In the beginning of the book the author explains that it's been a very long time since this event occurred and as such he can't recall the exact dialog that took place all the time. This is very reasonable, however I personally don't like the way they addressed this issue providing the various characters with basically movie lines. The entire book in fact reads like a movie - in some cases that is good, in this case it is not since it reads like a 60s WWII flick you've seen 100 times with predictable characters saying lines you would have sworn you've heard before. I would have left out the dialog all together if it was in doubt and just stuck as much as possible on what was going on from a factual standpoint. The dialog really really took me out of it and made it feel like I was reading a novel - and again not in a good way, in a this is completely fake way.

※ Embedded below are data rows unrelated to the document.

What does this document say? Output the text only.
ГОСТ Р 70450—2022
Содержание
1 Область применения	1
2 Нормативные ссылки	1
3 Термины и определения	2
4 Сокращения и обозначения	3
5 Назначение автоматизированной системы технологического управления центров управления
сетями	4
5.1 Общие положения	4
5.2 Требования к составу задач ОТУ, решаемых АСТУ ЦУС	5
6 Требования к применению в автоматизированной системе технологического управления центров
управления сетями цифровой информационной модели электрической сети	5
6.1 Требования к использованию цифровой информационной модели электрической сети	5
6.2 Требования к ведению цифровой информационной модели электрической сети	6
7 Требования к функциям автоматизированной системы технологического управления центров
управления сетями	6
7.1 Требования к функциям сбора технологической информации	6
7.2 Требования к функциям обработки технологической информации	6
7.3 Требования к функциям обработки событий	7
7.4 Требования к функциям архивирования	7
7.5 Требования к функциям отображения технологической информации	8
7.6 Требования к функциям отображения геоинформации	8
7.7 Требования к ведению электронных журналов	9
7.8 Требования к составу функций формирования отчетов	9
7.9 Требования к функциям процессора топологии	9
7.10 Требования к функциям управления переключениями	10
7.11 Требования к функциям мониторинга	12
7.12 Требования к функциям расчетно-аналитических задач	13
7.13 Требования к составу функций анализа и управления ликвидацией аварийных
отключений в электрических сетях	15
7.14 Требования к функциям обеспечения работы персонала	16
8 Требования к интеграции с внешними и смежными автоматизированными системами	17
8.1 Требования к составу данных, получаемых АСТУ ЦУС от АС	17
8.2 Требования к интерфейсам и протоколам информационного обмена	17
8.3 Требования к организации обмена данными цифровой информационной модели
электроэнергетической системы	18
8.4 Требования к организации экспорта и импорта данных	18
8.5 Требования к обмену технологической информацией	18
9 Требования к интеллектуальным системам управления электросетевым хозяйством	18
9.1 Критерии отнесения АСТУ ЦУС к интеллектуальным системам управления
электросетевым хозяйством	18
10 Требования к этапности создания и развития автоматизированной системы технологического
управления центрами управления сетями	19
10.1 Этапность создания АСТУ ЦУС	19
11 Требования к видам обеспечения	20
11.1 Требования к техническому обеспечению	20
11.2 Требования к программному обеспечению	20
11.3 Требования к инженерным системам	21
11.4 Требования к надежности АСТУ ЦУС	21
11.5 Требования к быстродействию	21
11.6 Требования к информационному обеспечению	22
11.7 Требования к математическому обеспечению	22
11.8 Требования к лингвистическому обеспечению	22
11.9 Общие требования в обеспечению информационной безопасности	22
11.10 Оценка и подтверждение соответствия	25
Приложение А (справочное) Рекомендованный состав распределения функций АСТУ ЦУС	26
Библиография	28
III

So if you give a pass on the dialog is the story believable? I just don't know. I certainly do not want to call a retired Lt Col a lair but there are so many things in the story that don't make sense and nothing is verifiable. I don't know what can be done to prove anything but without a shred of evidence and movie script characters it's so very difficult to just assume everything is on the up and up. It very well may be, and I truly hope it is - however my gut feeling from reading everything I can get my hands on about Korea and WWII this story just doesn't jive with what I know.
If you have an interest in the subject my only advise would be to listen to it and make up your own mind.
As for the reader he did a very good job, everything was well paced, he used different voices to help you keep track of who was talking and as far as I know I didn't hear any obvious mistakes. Well done. If I could give 4 1/2 stars I would, but it's a bit closer to 4 stars than 5 so I'll leave it at 4.